In one of the fastest growing areas in B.C., Grabowska’s arrival as a specialist has helped expand maternal fetal care at a time when the Fraser region is home to four out of every 10 births in the province. She is also one of an increasing number of Faculty of Medicine graduates enhancing interdisciplinary, team-based care.

“We all work together to put the patient at the centre,” she says, singing the praises of her colleagues and the group of doctors, nurses, dieticians and pharmacists who bring different perspectives, skillsets and strengths to the table.

It’s this interdisciplinary, team-based model that delivers incredible health benefits for women, children and families — a message that Grabowska, who is also a clinical assistant professor with the Faculty’s Department of Obstetrics and Gynaecology, is able to regularly demonstrate and pass on to UBC medical students, residents and fellows who receive training at the clinic.

“It’s exciting to be part of this growing community and expose students to this model of care.”— Dr. Kirsten Grabowska

“Surrey is a strong hub for medical education,” says Grabowska, who also conducts research with her fellow colleagues to improve maternal fetal care in the region. “It’s exciting to be part of this growing community and expose students to this model of care.”

Chapter 3 Transforming health for everyone

Nearly one year after his trip with Pawlovich, the smell of pine trees can still transport Kristjan back to the community of Fort Babine.

“I came away from the experience with a better understanding of remote practice, but also how critical trust is to the delivery of good health care,” says Kristjan.

“I try to have students appreciate that delivering culturally-appropriate care means learning from the people and these communities.”— Dr. John Pawlovich

“I try to have students appreciate that delivering culturally-appropriate care means learning from the people and these communities,” says Pawlovich. “They are your mentors. If you really want to be a healer, and not just a service provider, then you need to build strong relationships.”

For Pawlovich, these trips are not just about changing perspectives, they’re also about helping expand access, resources and ultimately improve health across the province.

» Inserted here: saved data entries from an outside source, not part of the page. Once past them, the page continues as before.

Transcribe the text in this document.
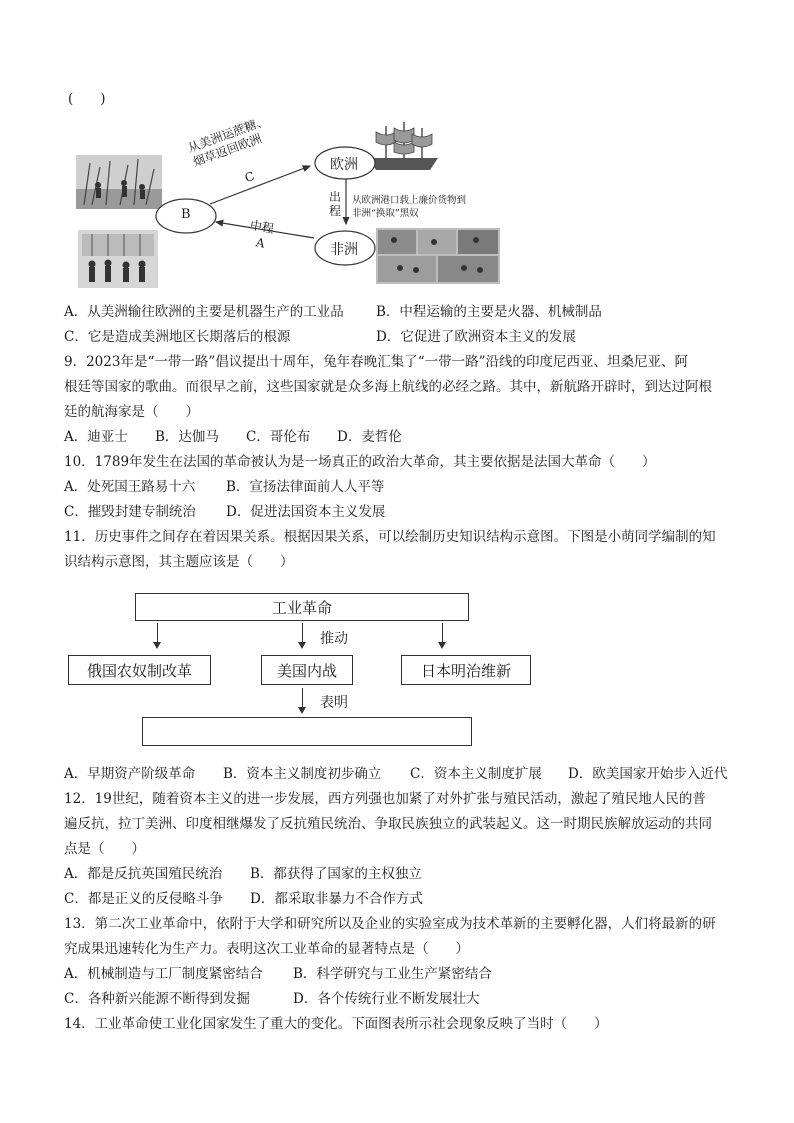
(　　)
欧洲
B
非洲
从美洲运蔗糖、烟草返回欧洲
C
中程
A
出程
从欧洲港口载上廉价货物到非洲“换取”黑奴
A．从美洲输往欧洲的主要是机器生产的工业品 B．中程运输的主要是火器、机械制品
C．它是造成美洲地区长期落后的根源	D．它促进了欧洲资本主义的发展
9．2023年是“一带一路”倡议提出十周年，兔年春晚汇集了“一带一路”沿线的印度尼西亚、坦桑尼亚、阿
根廷等国家的歌曲。而很早之前，这些国家就是众多海上航线的必经之路。其中，新航路开辟时，到达过阿根
廷的航海家是（　　）
A．迪亚士 B．达伽马 C．哥伦布 D．麦哲伦
10．1789年发生在法国的革命被认为是一场真正的政治大革命，其主要依据是法国大革命（　　）
A．处死国王路易十六 B．宣扬法律面前人人平等
C．摧毁封建专制统治 D．促进法国资本主义发展
11．历史事件之间存在着因果关系。根据因果关系，可以绘制历史知识结构示意图。下图是小萌同学编制的知
识结构示意图，其主题应该是（　　）
工业革命
推动
俄国农奴制改革	美国内战	日本明治维新
表明
A．早期资产阶级革命 B．资本主义制度初步确立 C．资本主义制度扩展 D．欧美国家开始步入近代
12．19世纪，随着资本主义的进一步发展，西方列强也加紧了对外扩张与殖民活动，激起了殖民地人民的普
遍反抗，拉丁美洲、印度相继爆发了反抗殖民统治、争取民族独立的武装起义。这一时期民族解放运动的共同
点是（　　）
A．都是反抗英国殖民统治 B．都获得了国家的主权独立
C．都是正义的反侵略斗争 D．都采取非暴力不合作方式
13．第二次工业革命中，依附于大学和研究所以及企业的实验室成为技术革新的主要孵化器，人们将最新的研
究成果迅速转化为生产力。表明这次工业革命的显著特点是（　　）
A．机械制造与工厂制度紧密结合 B．科学研究与工业生产紧密结合
C．各种新兴能源不断得到发掘	D．各个传统行业不断发展壮大
14．工业革命使工业化国家发生了重大的变化。下面图表所示社会现象反映了当时（　　）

No longer the only family physician working with CSFS, Pawlovich is now among seven doctors providing primary health care for Carrier and Sekani communities.

And among these are some of his former UBC students, an illustration of how early connections and exposure are inspiring graduates to stay and practise in rural and remote communities of the province.

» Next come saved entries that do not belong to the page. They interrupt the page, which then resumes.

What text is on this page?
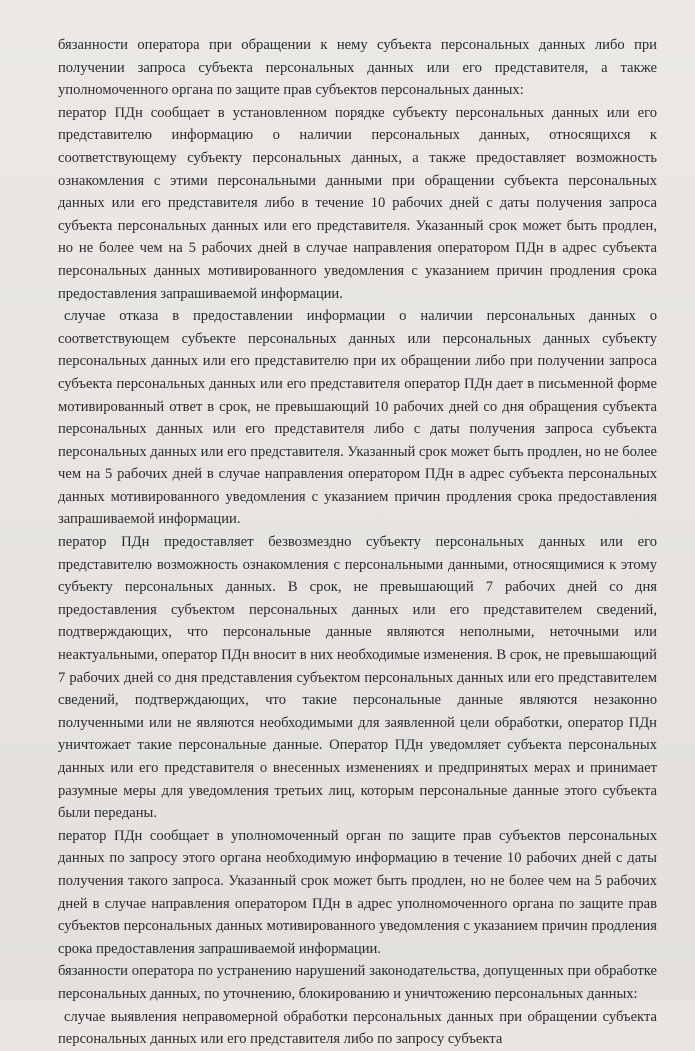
бязанности оператора при обращении к нему субъекта персональных данных либо при получении запроса субъекта персональных данных или его представителя, а также уполномоченного органа по защите прав субъектов персональных данных:

ператор ПДн сообщает в установленном порядке субъекту персональных данных или его представителю информацию о наличии персональных данных, относящихся к соответствующему субъекту персональных данных, а также предоставляет возможность ознакомления с этими персональными данными при обращении субъекта персональных данных или его представителя либо в течение 10 рабочих дней с даты получения запроса субъекта персональных данных или его представителя. Указанный срок может быть продлен, но не более чем на 5 рабочих дней в случае направления оператором ПДн в адрес субъекта персональных данных мотивированного уведомления с указанием причин продления срока предоставления запрашиваемой информации.

случае отказа в предоставлении информации о наличии персональных данных о соответствующем субъекте персональных данных или персональных данных субъекту персональных данных или его представителю при их обращении либо при получении запроса субъекта персональных данных или его представителя оператор ПДн дает в письменной форме мотивированный ответ в срок, не превышающий 10 рабочих дней со дня обращения субъекта персональных данных или его представителя либо с даты получения запроса субъекта персональных данных или его представителя. Указанный срок может быть продлен, но не более чем на 5 рабочих дней в случае направления оператором ПДн в адрес субъекта персональных данных мотивированного уведомления с указанием причин продления срока предоставления запрашиваемой информации.

ператор ПДн предоставляет безвозмездно субъекту персональных данных или его представителю возможность ознакомления с персональными данными, относящимися к этому субъекту персональных данных. В срок, не превышающий 7 рабочих дней со дня предоставления субъектом персональных данных или его представителем сведений, подтверждающих, что персональные данные являются неполными, неточными или неактуальными, оператор ПДн вносит в них необходимые изменения. В срок, не превышающий 7 рабочих дней со дня представления субъектом персональных данных или его представителем сведений, подтверждающих, что такие персональные данные являются незаконно полученными или не являются необходимыми для заявленной цели обработки, оператор ПДн уничтожает такие персональные данные. Оператор ПДн уведомляет субъекта персональных данных или его представителя о внесенных изменениях и предпринятых мерах и принимает разумные меры для уведомления третьих лиц, которым персональные данные этого субъекта были переданы.

ператор ПДн сообщает в уполномоченный орган по защите прав субъектов персональных данных по запросу этого органа необходимую информацию в течение 10 рабочих дней с даты получения такого запроса. Указанный срок может быть продлен, но не более чем на 5 рабочих дней в случае направления оператором ПДн в адрес уполномоченного органа по защите прав субъектов персональных данных мотивированного уведомления с указанием причин продления срока предоставления запрашиваемой информации.

бязанности оператора по устранению нарушений законодательства, допущенных при обработке персональных данных, по уточнению, блокированию и уничтожению персональных данных:

случае выявления неправомерной обработки персональных данных при обращении субъекта персональных данных или его представителя либо по запросу субъекта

Because creating healthier communities for B.C. is about advancing health outcomes for us all — no matter where we’re located on a map.

At the Faculty of Medicine, it’s this understanding that has defined our contract with society, placing the patient at the centre of everything we do.

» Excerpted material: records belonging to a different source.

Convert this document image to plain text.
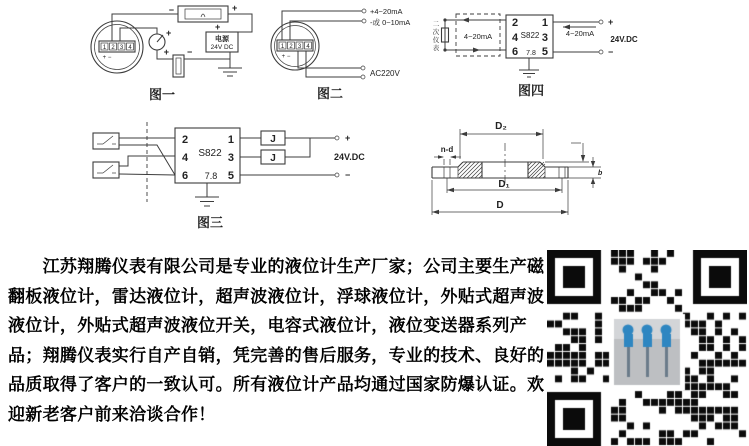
1 2 3 4
+ −
−	+
+
+ −
电源
24V DC
+
图一
1 2 3 4
+ −
+4~20mA
-或 0~10mA
AC220V
图二
二
次
仪
表
4~20mA
2
4
6
1
3
5
S822
7.8
4~20mA
+
−
24V.DC
图四
2
4
6
1
3
5
S822
7.8
J
J
+
−
24V.DC
图三
D₂
n-d
D₁
D
b
　　江苏翔腾仪表有限公司是专业的液位计生产厂家；公司主要生产磁
翻板液位计，雷达液位计，超声波液位计，浮球液位计，外贴式超声波
液位计，外贴式超声波液位开关，电容式液位计，液位变送器系列产
品；翔腾仪表实行自产自销，凭完善的售后服务，专业的技术、良好的
品质取得了客户的一致认可。所有液位计产品均通过国家防爆认证。欢
迎新老客户前来洽谈合作！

Dr. John Pawlovich | Pathways Issue 3 Each month, Dr. John Pawlovich brings UBC medical students to remote communities, to help expand access, resources and improve health across the province.

Each day, faculty members like Pawlovich are training students, like Kristjan and Rebecca, in communities where they’re needed most, and others, like Camp, are working closely with partners, like CSFS, to ensure health research is being conducted with — and for — the diverse communities we serve.

And we’re seeing more of our passionate Faculty of Medicine graduates, including specialists like Grabowska, making a difference for growing communities, working in harmony with interdisciplinary teams of doctors and health professionals.

The province of B.C. may be vast, but it’s only by surmounting its great distances — going beyond the boundaries — that we’ll transform health for everyone.